The company's new standalone Navigator browser, announced earlier this week, won't come with an email client or a scheduler. Instead, Navigator 4.0 users will have to connect remotely to a Netscape server if they want to use the browser to check in.
Except for the reliance on Netscape server software, it's the same concept that HTML-based email services like Hotmail employ. In fact, the email and calendar information will be accessible from any standard browser, including Microsoft's Internet Explorer.
Given that email is the killer app of the Internet, a new version of Navigator without email features could have been an inconvenience for users accustomed to email-browser integration. The remote access solution, although wedded to Netscape products on the back end, addresses that problem.

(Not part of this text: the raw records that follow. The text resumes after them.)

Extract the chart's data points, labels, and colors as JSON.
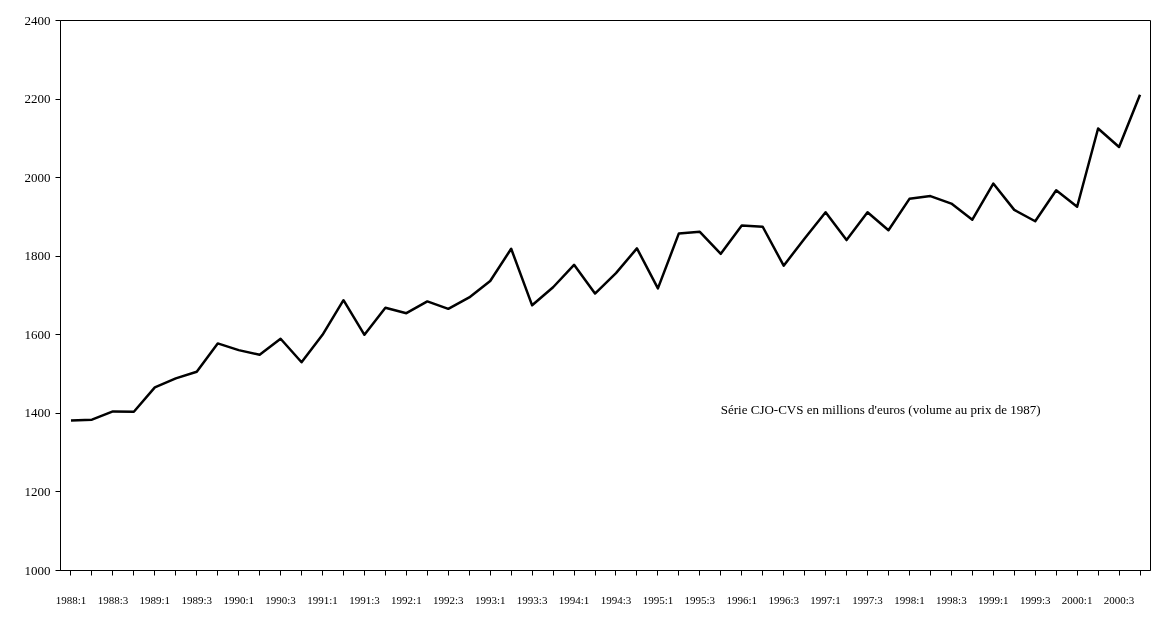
{
  "chart_data": {
    "type": "line",
    "categories": [
      "1988:1",
      null,
      "1988:3",
      null,
      "1989:1",
      null,
      "1989:3",
      null,
      "1990:1",
      null,
      "1990:3",
      null,
      "1991:1",
      null,
      "1991:3",
      null,
      "1992:1",
      null,
      "1992:3",
      null,
      "1993:1",
      null,
      "1993:3",
      null,
      "1994:1",
      null,
      "1994:3",
      null,
      "1995:1",
      null,
      "1995:3",
      null,
      "1996:1",
      null,
      "1996:3",
      null,
      "1997:1",
      null,
      "1997:3",
      null,
      "1998:1",
      null,
      "1998:3",
      null,
      "1999:1",
      null,
      "1999:3",
      null,
      "2000:1",
      null,
      "2000:3",
      null
    ],
    "series": [
      {
        "color": "#000000",
        "values": [
          1382,
          1384,
          1405,
          1404,
          1466,
          1489,
          1506,
          1578,
          1561,
          1549,
          1590,
          1530,
          1600,
          1688,
          1600,
          1669,
          1655,
          1685,
          1666,
          1695,
          1737,
          1819,
          1675,
          1721,
          1778,
          1705,
          1757,
          1820,
          1718,
          1858,
          1862,
          1806,
          1878,
          1875,
          1776,
          1845,
          1912,
          1841,
          1912,
          1866,
          1946,
          1953,
          1934,
          1893,
          1985,
          1918,
          1889,
          1968,
          1926,
          2125,
          2078,
          2211
        ]
      }
    ],
    "ylim": [
      1000,
      2400
    ],
    "yticks": [
      1000,
      1200,
      1400,
      1600,
      1800,
      2000,
      2200,
      2400
    ],
    "grid": false,
    "marker": "none",
    "line_style": "solid",
    "annotations": [
      "Série CJO-CVS en millions d'euros (volume au prix de 1987)"
    ]
  }
}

The software that allows for this remote access will be built in two pieces. Calendar Express works with Netscape's Calendar Server and is scheduled to be available for downloading in a few weeks. The Messenger Express email add-on to the company's Messaging Server is not as far along. It will enter beta in a few weeks and ship later this year. Both will allow remote access to what product manager Karen Smith called "simple but fully featured" personal email or scheduling information through any standard browser.
All the email and calendar information will be stored on the server and will not be downloaded to the user's hard drive.

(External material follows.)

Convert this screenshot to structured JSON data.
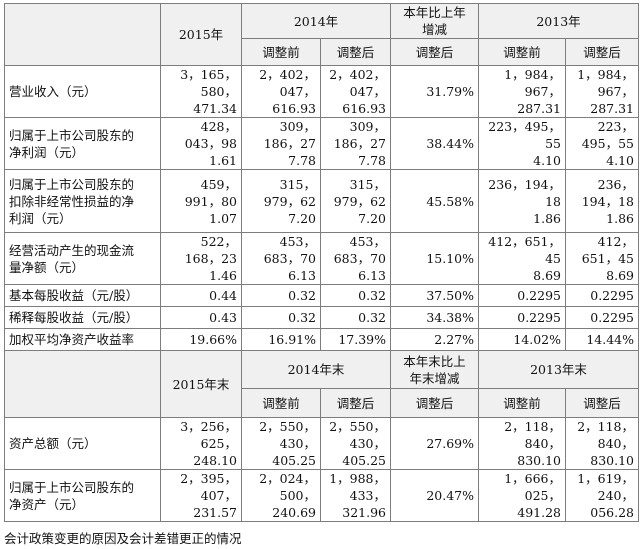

Netscape decided to offer the stripped-down Navigator 4.0--which at 7.5MB includes the all-Java Netcaster "tuner" software but not the email or newsreader clients that previous Navigators have included--to give users the option to forgo the 14MB Communicator suite.
The company also shipped the standalone browser to appease industry partners who usually bundle Navigator with their software. The prime example is Lotus Development, whose Lotus Notes groupware will ship with Navigator 4.0 now that the browser is no longer integrated with Communicator's groupware components. Nonetheless, Netscape executives contended that they will continue to offer Communicator as Notes competition.
"One big win for us are [companies] with older versions of Lotus Notes," said Communicator product manager Daniel Claussen. "Notes is an all-or-nothing decision and very expensive."